No matter what business model or vertical applies to your company, most likely, sales are what drive your profits. All other things being equal, the more successful salespeople you have, the more sales you will generate. Ergo, adding sales personnel and improving your existing sales staff are essential parts of growing your company.
But in most cases, hiring sales people and training sales people are not the make or break factors that determine consistent success – it’s how that team is managed. With that in mind, carefully review these core principles of managing a successful sales team and try to implement these time-tested strategies into your own team.
Set Your Goals
With a shared understanding of where you are headed and why, you and your team can more easily collaborate and communicate. When ‘why’ is understood, the team has a better chance of figuring out the ‘how’. It won’t require a lot of thought for you to come up with a good description of what you want your sales force to achieve. Remember all goals must be clear, simple and measurable.
Assess Your Current Sales Force
Is your current sales team able to take on your current goals? For some companies that do most of their selling through mail order or the Internet, a sales force is optional. In this case, you may expect your sales force to handle only the larger accounts, leaving the smaller orders to customer service personnel. For other companies, however, the salesperson is the most visible – and often the only – outward manifestation of the company seen by customers.
If you don’t have the team you need, you must be prepared to rebuild. Constantly recruit and reach out to interesting prospects. Good salespeople are more than likely not immediately available for hire the first time you connect with them.
Measure Sales Productivity
The simplest measure of sales productivity is the dollar amount of sales per salesperson. More useful, though, is to know how each individual salesperson is doing compared to the average. If you apply the 80 / 20 rule, 20 percent of your sales force will be responsible for driving 80 percent of your sales.
If this is the case, it is imperative that you know what that very productive 20 percent is doing differently, so it can be duplicated. Also keep an eye on how your products or services are being sold. If your start salesman makes the sale but then alienates customers with poor service or is selling a lot of the wrong product (items with low margins or high support costs) you will have a problem on your hands.
Maintain High Standards
It reflects on your company’s values if you let poor practices develop without instant intervention. Slow response to a customer, casual email communication, bad manners to internal colleagues, poor quality proposals to customers, or arriving late or unprepared to a meeting, all let you (and the whole team) down.
Finally, ensure sure that your sales team is aware of your expectations and provide them with the tools and support to meet them. Deal reviews, account plans, sales process refinement, and smart sales software are all tools you might use to keep your team prepared and on track.

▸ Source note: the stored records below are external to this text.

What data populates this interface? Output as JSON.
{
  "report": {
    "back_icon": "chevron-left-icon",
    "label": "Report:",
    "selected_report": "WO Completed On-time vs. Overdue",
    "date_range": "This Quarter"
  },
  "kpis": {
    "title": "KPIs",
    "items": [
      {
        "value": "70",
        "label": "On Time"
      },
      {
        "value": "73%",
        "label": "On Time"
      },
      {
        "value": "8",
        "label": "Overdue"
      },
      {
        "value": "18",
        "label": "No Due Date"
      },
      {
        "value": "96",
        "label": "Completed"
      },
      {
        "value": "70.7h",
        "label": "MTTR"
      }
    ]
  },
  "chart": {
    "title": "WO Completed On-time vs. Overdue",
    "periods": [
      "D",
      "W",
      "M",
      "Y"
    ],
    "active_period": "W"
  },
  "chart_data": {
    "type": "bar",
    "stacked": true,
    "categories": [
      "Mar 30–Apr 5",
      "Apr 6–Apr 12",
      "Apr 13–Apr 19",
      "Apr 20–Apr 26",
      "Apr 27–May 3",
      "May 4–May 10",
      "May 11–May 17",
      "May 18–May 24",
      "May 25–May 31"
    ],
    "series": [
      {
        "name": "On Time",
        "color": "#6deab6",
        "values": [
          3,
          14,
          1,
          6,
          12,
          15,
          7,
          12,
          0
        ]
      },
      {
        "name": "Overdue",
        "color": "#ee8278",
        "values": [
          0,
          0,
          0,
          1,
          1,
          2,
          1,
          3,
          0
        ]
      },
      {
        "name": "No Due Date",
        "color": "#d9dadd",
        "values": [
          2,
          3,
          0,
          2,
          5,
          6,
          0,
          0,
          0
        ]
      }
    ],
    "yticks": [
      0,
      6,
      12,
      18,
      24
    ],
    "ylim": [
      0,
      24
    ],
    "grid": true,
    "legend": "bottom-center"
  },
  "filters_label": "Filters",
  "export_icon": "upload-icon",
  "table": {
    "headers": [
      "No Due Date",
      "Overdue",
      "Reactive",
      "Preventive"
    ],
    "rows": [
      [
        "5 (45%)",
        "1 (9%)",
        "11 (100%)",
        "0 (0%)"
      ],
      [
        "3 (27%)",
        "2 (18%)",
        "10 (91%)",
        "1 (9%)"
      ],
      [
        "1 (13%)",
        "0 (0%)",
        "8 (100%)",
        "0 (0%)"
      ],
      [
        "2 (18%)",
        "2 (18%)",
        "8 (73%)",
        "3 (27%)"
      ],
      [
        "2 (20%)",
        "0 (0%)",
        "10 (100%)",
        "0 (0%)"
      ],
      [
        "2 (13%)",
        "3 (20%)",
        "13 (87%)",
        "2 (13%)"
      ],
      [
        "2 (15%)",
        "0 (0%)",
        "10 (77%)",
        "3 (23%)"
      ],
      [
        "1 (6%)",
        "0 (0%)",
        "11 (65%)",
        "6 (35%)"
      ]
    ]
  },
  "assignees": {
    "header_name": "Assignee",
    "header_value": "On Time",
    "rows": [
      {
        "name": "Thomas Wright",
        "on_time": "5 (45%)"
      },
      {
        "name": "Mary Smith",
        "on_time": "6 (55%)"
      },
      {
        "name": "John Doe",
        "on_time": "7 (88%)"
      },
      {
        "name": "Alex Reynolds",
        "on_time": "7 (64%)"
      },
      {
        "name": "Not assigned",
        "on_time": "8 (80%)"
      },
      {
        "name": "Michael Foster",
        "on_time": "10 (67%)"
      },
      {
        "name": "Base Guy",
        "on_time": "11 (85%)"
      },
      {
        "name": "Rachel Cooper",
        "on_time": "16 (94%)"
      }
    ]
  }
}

Create an Environment of Constant Improvement
Share feedback, recognition and rewards in order to break the employee turnover cycle and accelerate sales growth. Imagine what would happen to the productivity of your sales team if you had a company culture that focused on identifying (and sharing) individual and team goals and accomplishments; it would create an environment where coaching, sharing successes and learning from mistakes are values that are encouraged. As a CEO, director or manager your goal is to create a working environment where performance management is social and coaching is the norm.